Held rigid, she could make no gesture of defiance, her heart pounding. The ship rocked with the sway of the ocean, whose wet depths had so recently sprayed into the Hall through the gate. She remembered its ghostly underwater tower.

It was true that Violet couldn’t swim, having never learned. She had grown up on the London docks, but no one swam in the thick molasses of the river. She imagined throwing herself over, not even struggling, just blindly jumping off. The water would close over her head, leaving only a foaming swirl, and even that would be swallowed up by the next wave.

‘You won’t. You need me alive.’ She made herself say it. ‘After you’re done with me, you’re going to give me to my father.’

Mrs Duval only smiled, a gleam of teeth. ‘Little Lion. You really do have no idea what you’re caught up in.’

‘Then tell me.’

‘You think your destiny is to fight alongside. But it’s not.’ Mrs Duval’s eyes stayed on her, the unblinking stare of a reptile. ‘It’s to be eaten.’

Her blood drained while she couldn’t move. She thought of her father saying he planned for Tom to kill her. Her father had built a cage in his house to hold her, and she had only just escaped in time.

‘What is that supposed to mean?’

‘You’ll find out soon enough,’ said Mrs Duval.

A stringless puppet, she was marched back into the cage, and behind her the cage door was relocked. She stared impotently under Mrs Duval’s cold eyes, until Mrs Duval turned to the door. A release; the compulsion vanished.

Instantly, Violet was throwing herself at the immovable bars. But she found herself shaking, her legs barely able to hold her. Violet realised with a shock that she was exhausted: her muscles had been stiffened in a spasm the whole time Mrs Duval had been controlling her.

‘You won’t get anywhere if you make my sister angry,’ said a man’s voice.

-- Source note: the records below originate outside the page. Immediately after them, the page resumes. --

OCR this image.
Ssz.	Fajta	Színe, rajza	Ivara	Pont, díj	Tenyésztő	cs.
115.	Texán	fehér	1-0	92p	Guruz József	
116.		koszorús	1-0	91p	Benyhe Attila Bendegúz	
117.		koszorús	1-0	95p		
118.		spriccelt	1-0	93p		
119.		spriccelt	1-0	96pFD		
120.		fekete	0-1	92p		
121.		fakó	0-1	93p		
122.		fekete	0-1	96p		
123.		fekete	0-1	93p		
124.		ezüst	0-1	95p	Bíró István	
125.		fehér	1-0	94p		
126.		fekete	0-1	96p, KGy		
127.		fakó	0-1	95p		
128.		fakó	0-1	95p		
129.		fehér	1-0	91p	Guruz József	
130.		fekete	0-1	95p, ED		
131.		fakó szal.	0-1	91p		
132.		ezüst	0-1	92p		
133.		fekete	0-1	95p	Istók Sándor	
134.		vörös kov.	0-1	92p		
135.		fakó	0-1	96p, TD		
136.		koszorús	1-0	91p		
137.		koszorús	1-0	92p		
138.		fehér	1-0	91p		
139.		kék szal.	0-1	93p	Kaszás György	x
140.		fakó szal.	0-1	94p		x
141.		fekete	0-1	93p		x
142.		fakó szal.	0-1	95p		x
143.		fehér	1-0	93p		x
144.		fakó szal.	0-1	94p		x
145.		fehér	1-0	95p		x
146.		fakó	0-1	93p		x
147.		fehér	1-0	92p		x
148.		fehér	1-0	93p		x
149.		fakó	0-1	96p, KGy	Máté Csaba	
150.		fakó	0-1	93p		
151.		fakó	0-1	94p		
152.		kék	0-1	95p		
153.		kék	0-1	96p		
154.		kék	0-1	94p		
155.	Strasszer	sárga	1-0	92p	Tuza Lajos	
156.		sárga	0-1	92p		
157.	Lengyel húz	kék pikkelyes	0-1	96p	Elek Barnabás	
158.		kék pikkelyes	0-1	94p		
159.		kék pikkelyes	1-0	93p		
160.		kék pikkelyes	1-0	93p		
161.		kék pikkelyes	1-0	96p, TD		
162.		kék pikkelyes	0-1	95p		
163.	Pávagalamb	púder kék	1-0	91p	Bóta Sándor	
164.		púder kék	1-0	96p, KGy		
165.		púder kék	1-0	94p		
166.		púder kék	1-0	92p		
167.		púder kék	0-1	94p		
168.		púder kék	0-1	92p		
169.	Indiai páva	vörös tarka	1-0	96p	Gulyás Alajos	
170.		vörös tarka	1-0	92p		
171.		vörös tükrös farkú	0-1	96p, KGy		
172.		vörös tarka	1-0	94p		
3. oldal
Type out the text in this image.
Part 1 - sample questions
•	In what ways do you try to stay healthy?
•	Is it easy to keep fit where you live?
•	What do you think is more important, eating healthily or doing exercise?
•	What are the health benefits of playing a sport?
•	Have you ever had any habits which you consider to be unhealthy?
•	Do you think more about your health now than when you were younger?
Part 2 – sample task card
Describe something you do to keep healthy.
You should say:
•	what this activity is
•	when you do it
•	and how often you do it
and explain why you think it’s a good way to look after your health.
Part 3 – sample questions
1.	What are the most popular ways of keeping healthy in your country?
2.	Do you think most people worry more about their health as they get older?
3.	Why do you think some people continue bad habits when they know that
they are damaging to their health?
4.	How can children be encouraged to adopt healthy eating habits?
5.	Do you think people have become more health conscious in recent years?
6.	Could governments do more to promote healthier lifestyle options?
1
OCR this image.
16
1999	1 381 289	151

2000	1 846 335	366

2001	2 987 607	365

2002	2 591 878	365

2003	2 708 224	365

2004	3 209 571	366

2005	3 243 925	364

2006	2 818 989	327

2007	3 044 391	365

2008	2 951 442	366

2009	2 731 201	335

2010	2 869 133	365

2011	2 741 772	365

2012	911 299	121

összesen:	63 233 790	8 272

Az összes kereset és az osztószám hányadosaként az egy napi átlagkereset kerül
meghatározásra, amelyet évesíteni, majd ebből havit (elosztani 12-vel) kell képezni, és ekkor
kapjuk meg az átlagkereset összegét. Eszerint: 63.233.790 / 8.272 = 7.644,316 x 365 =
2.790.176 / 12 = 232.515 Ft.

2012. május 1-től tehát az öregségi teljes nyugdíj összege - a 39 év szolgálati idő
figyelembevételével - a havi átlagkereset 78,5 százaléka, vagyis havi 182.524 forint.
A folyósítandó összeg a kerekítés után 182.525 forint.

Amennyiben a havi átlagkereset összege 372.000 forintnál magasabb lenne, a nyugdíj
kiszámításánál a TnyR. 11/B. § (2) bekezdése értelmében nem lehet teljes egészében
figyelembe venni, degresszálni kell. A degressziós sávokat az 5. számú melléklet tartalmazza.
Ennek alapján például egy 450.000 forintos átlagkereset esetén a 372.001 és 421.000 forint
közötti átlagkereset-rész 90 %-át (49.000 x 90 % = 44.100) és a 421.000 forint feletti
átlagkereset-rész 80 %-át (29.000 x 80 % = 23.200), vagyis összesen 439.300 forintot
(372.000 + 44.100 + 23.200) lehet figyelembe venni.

She scrabbled around. With a shock, she saw that the man with the scarred face was still in the hold, standing back in the shadows, watching her. She had forgotten he was there.

‘I’m Jean Leclerc,’ he offered. ‘You’ll be in my charge until, well. Until our work is complete.’

‘What happened to your face?’ said Violet. ‘Get too close to a cage?’

He flushed and the scars reddened. ‘You should count yourself lucky that you’re not being taken to your friends.’

‘What do you mean?’ she said with a cold stab of apprehension. ‘What do you know about them?’

‘You should count yourself lucky,’ Leclerc said, ‘that you’re—’ Leclerc broke off, blinked, and his face almost rippled. ‘Violet?’ She stared at him. He took a step closer. ‘Violet—!’

She stepped back instinctively, cleaving deeper into the cage. Leclerc blinked again, and shook his head. He said, with a little confusion, ‘You should count yourself lucky.’ He shook his head again.

Then he turned and limped his way out of the hold.